Artists sometimes destroy in order to create. This print began life very differently. The original copper printing plate bore an etching by Hercules Seghers showing Tobias and the archangel Raphael (figures from the Catholic Bible) on their mission to restore the eyesight of Tobias’s father. About 15 years after Seghers’s death, Rembrandt got hold of the plate, and used it to create a new scene.
Seghers was one of Rembrandt’s favorite artists.
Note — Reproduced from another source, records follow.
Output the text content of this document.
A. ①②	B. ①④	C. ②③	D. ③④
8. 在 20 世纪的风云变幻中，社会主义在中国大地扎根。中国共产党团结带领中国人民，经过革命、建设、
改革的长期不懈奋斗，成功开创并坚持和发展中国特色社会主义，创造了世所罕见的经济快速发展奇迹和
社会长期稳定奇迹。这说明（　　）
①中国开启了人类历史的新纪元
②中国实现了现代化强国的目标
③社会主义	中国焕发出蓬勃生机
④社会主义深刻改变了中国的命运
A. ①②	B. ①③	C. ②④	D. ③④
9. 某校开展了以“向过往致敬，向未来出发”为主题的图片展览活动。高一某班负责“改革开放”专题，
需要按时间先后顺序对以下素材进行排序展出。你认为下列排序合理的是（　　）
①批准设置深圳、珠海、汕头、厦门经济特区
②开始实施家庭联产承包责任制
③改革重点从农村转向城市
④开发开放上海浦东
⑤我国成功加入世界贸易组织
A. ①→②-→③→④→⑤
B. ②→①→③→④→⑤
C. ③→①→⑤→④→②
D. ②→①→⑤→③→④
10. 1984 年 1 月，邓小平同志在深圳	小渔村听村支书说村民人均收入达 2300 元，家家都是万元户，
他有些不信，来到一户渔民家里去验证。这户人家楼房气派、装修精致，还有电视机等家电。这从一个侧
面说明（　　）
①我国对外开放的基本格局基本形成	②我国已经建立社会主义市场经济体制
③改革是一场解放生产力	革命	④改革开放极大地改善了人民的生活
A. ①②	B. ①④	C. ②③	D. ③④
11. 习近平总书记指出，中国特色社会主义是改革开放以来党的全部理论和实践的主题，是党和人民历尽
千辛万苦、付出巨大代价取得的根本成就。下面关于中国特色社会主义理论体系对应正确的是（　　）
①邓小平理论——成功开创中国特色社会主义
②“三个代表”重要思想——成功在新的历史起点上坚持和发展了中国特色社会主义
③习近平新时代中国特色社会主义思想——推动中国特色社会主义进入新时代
Rembrandt owned several of his paintings, and Seghers owned at least one by Rembrandt.
Rembrandt scraped away part of the original etching, and then used a drypoint needle to sketch an image of the Holy Family fleeing to Egypt.
Image: Hercules Seghers, Tobias and the Angel, c. 1630–33, etching, Rijksmuseum, Amsterdam
To the right of Joseph and the donkey, we can still see traces of the angel’s leg and staff.
Image: Detail of Hercules Seghers, Tobias and the Angel, c. 1630–33, etching, Rijksmuseum, Amsterdam
Part of the angel’s wing is also visible in the trees at upper left.
Image: Detail of Hercules Segheres, Tobias and the Angel, c. 1630-33, etching, Rijksmuseum, Amsterdam”
Seghers’s work, now quite rare and seldom seen in North America, is unusually fine and atmospheric. Rembrandt scraped at the center of the landscape to channel the river closer to us, but he left most of Seghers’ scenery intact.